As the enormity of what all this implied about his desire to seek approval for that rosy glow of righteousness dawned on him, he saw a vision of a pyramid, the base of which was the exponentially expanding plethora of man made laws designed in the image of the head puppet master god’s laws and proliferated in multitudinous admissions that the Bible was either not understood or not the word of a very omniscient god. Somewhere near the top third of this pyramid is the Bible, the synthesis of all the religions, myths, fables, folklore, ballads that had guided and inspired men forever, plagiarizing some and demonizing others to weave a best seller brochure for the first 500 years after a man named Jesus died after a life identical to the Egyptian god Horus.

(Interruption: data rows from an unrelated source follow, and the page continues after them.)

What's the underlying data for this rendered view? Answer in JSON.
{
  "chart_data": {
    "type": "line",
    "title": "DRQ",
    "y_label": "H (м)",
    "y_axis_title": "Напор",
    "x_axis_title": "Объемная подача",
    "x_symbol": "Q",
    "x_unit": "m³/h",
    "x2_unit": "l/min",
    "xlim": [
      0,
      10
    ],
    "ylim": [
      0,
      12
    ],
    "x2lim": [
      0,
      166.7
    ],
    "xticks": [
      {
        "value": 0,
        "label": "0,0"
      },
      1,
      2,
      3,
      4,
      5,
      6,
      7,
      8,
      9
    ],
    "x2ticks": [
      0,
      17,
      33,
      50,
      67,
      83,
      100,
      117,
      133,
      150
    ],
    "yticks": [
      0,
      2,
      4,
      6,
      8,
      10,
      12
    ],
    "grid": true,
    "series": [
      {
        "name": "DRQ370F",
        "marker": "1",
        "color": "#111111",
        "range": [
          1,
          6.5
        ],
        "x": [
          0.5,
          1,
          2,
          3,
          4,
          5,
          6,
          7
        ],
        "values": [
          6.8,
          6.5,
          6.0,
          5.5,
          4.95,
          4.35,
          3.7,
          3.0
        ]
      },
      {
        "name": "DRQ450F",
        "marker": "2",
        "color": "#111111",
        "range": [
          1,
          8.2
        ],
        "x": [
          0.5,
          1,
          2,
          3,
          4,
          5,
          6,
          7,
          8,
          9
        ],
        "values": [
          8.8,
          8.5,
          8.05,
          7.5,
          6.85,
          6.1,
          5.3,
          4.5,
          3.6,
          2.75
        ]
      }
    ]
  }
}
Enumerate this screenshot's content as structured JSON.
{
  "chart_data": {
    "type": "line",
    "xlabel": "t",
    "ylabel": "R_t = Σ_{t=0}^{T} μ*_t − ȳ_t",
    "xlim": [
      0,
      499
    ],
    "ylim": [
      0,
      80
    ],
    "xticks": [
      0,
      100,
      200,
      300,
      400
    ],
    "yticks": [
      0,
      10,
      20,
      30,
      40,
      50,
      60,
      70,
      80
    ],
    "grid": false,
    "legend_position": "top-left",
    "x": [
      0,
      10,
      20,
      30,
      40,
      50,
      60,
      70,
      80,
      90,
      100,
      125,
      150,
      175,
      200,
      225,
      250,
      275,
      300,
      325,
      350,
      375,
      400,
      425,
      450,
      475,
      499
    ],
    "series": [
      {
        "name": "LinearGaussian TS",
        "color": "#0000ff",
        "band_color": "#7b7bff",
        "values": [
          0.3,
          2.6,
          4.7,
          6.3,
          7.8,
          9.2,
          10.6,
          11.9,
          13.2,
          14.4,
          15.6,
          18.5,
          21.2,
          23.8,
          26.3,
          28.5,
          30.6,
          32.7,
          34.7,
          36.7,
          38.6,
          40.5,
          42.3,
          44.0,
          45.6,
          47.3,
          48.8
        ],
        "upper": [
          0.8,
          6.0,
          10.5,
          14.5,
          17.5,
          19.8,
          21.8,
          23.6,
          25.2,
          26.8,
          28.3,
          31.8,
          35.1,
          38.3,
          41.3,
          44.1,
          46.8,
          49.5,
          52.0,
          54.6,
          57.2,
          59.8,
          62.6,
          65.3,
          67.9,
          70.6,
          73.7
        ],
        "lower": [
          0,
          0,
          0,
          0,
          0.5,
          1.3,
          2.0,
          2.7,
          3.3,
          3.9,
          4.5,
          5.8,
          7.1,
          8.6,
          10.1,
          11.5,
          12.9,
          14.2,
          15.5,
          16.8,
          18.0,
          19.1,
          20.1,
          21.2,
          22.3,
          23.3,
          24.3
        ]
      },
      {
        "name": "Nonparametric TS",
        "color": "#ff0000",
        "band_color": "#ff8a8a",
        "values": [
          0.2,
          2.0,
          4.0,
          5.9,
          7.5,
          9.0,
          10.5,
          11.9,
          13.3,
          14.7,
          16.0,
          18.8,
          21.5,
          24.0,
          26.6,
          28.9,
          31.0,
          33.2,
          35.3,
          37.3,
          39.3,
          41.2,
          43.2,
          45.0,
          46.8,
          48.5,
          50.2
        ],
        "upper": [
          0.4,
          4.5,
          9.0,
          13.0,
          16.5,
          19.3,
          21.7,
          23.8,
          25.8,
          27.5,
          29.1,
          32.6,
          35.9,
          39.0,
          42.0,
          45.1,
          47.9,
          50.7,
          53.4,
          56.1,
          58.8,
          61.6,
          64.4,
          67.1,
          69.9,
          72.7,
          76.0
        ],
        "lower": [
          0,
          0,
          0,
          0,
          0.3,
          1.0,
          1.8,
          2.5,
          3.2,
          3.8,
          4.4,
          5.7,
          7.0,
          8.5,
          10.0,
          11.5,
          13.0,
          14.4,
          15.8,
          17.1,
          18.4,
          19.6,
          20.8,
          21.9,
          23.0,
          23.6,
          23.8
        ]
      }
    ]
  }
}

At this level the number of laws are only ten, plus a few strong admonitions thrown in by minor characters all with no malice intended to the earth or mankind … one would hope. How could any group of holy men in 500 AD foresee overpopulation or the technological age? But whoever they were, they were doing it in emulation of its completeness and, thereby a self admitted total lack of understanding of the golden rule, the tip of the pyramid. The prime and only. Pure and unenforcible. True and unexploitable. Clear and undistortable. Only natural karma is its judge.
Lum hasn’t stopped smiling since. With such a small sample to poll as himself on the question of the golden rule, the answer always sponaneously fits the occasion no matter what, where or when it is, and never concerns itself with righteousness, offense or behaving. He is as good as he wants people to be with no assumptions that they will be. Next time you see someone smiling right on into you no matter how you're feeling, its Lum.

3 comments:

Clampett said...

heh.

Clever.


btw,

" all too many people allow laws to imprison people they don’t know for the victimless crimes of dissenting opinions or experimenting with experiences they have no understanding of, Lum had declared libraries off limits to himself."

You shouldn't let Beatroot make Sonia's off limits just because he's willing to apply highhorse labels and slanders to those he disagrees with.

-cheers

Yodood said...

Not to worry, I look for lessons, he looks for supplicants. He taught me all I need to know about him and he didn't find a follower. Karma.
Thanks for the encouragement, it all helps

Rancho Perros Bravos said...

A good read. How society shapes us. So many versions, so much contradiction, no wonder so many are lost along the way. Thinking the world is ours to use up when all is turning on us. Believing because it might be true.